Un rapport conjoint du Fonds de garantie des dépôts américain (FDIC) et de la Banque d’Angleterre le précise clairement : "les dépôts non-assurés seraient traités de la même manière que les autres engagements similaires dans le processus de résolution, et il faut s’attendre à ce qu’ils soient dépréciés" (point 34). Il est difficile d’imaginer un avertissement plus clair que cela — les déposants dans ces deux pays doivent d’ailleurs s’estimer également avertis.

Or dans un système bancaire à réserves fractionnaires, une telle réforme n’est certainement pas gage de stabilité. A la moindre rumeur sur la fragilité d’une banque, les gros déposants risquent en fait de se ruer pour vider leurs comptes, accélérant la faillite de l’établissement en question.
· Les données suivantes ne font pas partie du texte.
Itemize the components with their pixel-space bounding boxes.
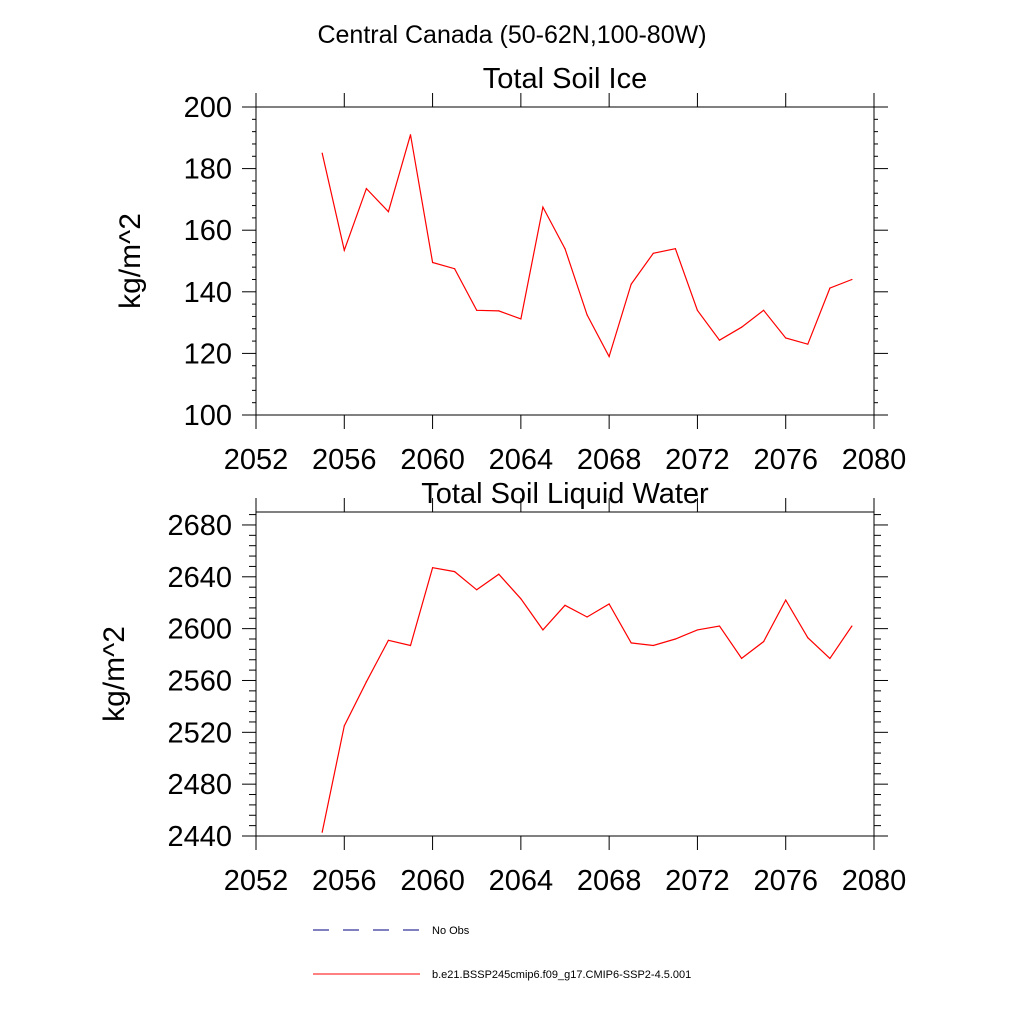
plot-frame xyxy=(255,106,875,416)
data-point xyxy=(454,268,456,270)
x-tick-label: 2056 xyxy=(312,865,377,897)
x-tick-label: 2060 xyxy=(400,865,465,897)
data-point xyxy=(409,134,412,136)
data-point xyxy=(387,639,390,641)
y-tick-label: 100 xyxy=(184,400,232,432)
data-point xyxy=(542,206,544,208)
data-point xyxy=(630,642,632,644)
data-point xyxy=(431,567,434,569)
x-tick-label: 2072 xyxy=(665,865,730,897)
data-point xyxy=(740,326,743,328)
data-point xyxy=(785,337,787,339)
data-point xyxy=(696,629,699,631)
chart-title: Total Soil Ice xyxy=(483,63,647,95)
data-point xyxy=(520,598,522,600)
y-tick-label: 2600 xyxy=(167,614,232,646)
y-tick-label: 2440 xyxy=(167,821,232,853)
data-point xyxy=(807,343,809,345)
data-point xyxy=(630,283,632,285)
data-point xyxy=(807,637,809,639)
data-point xyxy=(564,604,566,606)
data-point xyxy=(343,249,345,251)
data-point xyxy=(520,318,522,320)
x-tick-label: 2052 xyxy=(224,865,289,897)
data-point xyxy=(652,252,654,254)
data-point xyxy=(763,641,765,643)
data-point xyxy=(674,248,676,250)
y-axis-label: kg/m^2 xyxy=(98,626,131,722)
y-tick-label: 180 xyxy=(184,154,232,186)
y-tick-label: 2680 xyxy=(167,510,232,542)
plot-frame xyxy=(255,511,875,837)
data-point xyxy=(498,310,500,312)
series-line-1 xyxy=(321,567,853,833)
x-tick-label: 2064 xyxy=(489,444,554,476)
data-point xyxy=(564,248,566,250)
data-point xyxy=(718,339,721,341)
x-tick-label: 2056 xyxy=(312,444,377,476)
x-tick-label: 2076 xyxy=(753,865,818,897)
data-point xyxy=(740,657,743,660)
data-point xyxy=(476,309,478,311)
series-line-1 xyxy=(321,134,853,359)
x-tick-label: 2068 xyxy=(577,444,642,476)
data-point xyxy=(586,616,588,618)
legend-label-1: No Obs xyxy=(432,925,470,937)
y-axis-label: kg/m^2 xyxy=(114,213,147,309)
data-point xyxy=(454,571,456,573)
data-point xyxy=(652,644,654,647)
chart-panel-1: 2052 2056 2060 2064 2068 2072 2076 2080 100 120 14… xyxy=(114,63,906,476)
data-point xyxy=(365,188,367,190)
chart-panel-2: 2052 2056 2060 2064 2068 2072 2076 2080 2440 2480… xyxy=(98,478,906,897)
data-point xyxy=(851,625,853,627)
data-point xyxy=(498,573,500,575)
y-tick-label: 160 xyxy=(184,215,232,247)
data-point xyxy=(365,681,367,683)
y-tick-label: 140 xyxy=(184,277,232,309)
x-tick-label: 2064 xyxy=(489,865,554,897)
data-point xyxy=(851,278,853,281)
data-point xyxy=(321,831,323,833)
data-point xyxy=(586,314,588,316)
x-tick-label: 2060 xyxy=(400,444,465,476)
data-point xyxy=(387,211,390,213)
x-tick-label: 2072 xyxy=(665,444,730,476)
x-tick-label: 2068 xyxy=(577,865,642,897)
data-point xyxy=(608,355,610,358)
legend: No Obs b.e21.BSSP245cmip6.f09_g17.CMIP6-S… xyxy=(313,925,691,981)
data-point xyxy=(829,657,831,660)
data-point xyxy=(696,309,699,311)
data-point xyxy=(343,725,345,727)
legend-label-2: b.e21.BSSP245cmip6.f09_g17.CMIP6-SSP2-4.… xyxy=(432,969,691,981)
chart-title: Total Soil Liquid Water xyxy=(421,478,709,510)
x-tick-label: 2080 xyxy=(842,865,907,897)
data-point xyxy=(431,261,434,264)
y-tick-label: 2560 xyxy=(167,665,232,697)
y-tick-label: 200 xyxy=(184,92,232,124)
y-tick-label: 2480 xyxy=(167,769,232,801)
x-tick-label: 2052 xyxy=(224,444,289,476)
data-point xyxy=(476,589,478,591)
data-point xyxy=(542,629,544,631)
data-point xyxy=(829,287,831,289)
data-point xyxy=(718,625,721,627)
y-tick-label: 120 xyxy=(184,338,232,370)
figure-suptitle: Central Canada (50-62N,100-80W) xyxy=(317,21,706,49)
data-point xyxy=(608,603,610,605)
x-tick-label: 2076 xyxy=(753,444,818,476)
data-point xyxy=(321,152,323,154)
x-tick-label: 2080 xyxy=(842,444,907,476)
data-point xyxy=(409,644,412,647)
y-tick-label: 2520 xyxy=(167,717,232,749)
y-tick-label: 2640 xyxy=(167,562,232,594)
data-point xyxy=(785,599,787,601)
data-point xyxy=(674,638,676,640)
data-point xyxy=(763,309,765,311)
Enfin, les Canadiens devront eux-aussi se préparer à subir le risque de "chypriotisation" de leurs comptes bancaires. En effet, dans son plan budgétaire 2013, le gouvernement propose d’établir un régime de bail-in similaire à celui ci-dessus.

▪ Virage réglementaire
Ce n’est pas tout. Un deuxième virage réglementaire mérite aussi l’attention. Il consiste dans le fait que "les systèmes de garantie des dépôts sont intégrés dans la hiérarchie des créances et sont considérés comme étant de même rang que les créances non privilégiées et non garanties" (point 4.4.15. de la directive européenne RRD).

Concrètement, cela signifie que le peu d’argent liquide dont disposent ces fonds nationaux — en comparaison des dépôts à assurer — ne servira même plus à vous indemniser en tant que déposant en cas de faillite de votre banque. Il sera désormais versé à la banque en faillite, celle-là même qui a mal investi et mis en danger vos économies.

Si vous comptiez encore sur ces fonds de garantie en cas de pépin, une telle disposition devrait vous faire réfléchir, et ce même si vous êtes un petit déposant. C’est ni plus ni moins comme si le fonds d’indemnisation des accidents de la circulation se mettait à verser les montants des dommages au conducteur, responsable de la collision mais insolvable, au lieu de vous les verser à vous en tant que victime. Que faire si celui-là le gaspille, en restant tout aussi insolvable ?

En tant qu’épargnant, investisseur ou entrepreneur — la survie de votre entreprise en dépend — il est impératif de suivre de près ces évolutions réglementaires. Car la "chypriotisation" de vos comptes bancaires est bel et bien déjà dans les cartes.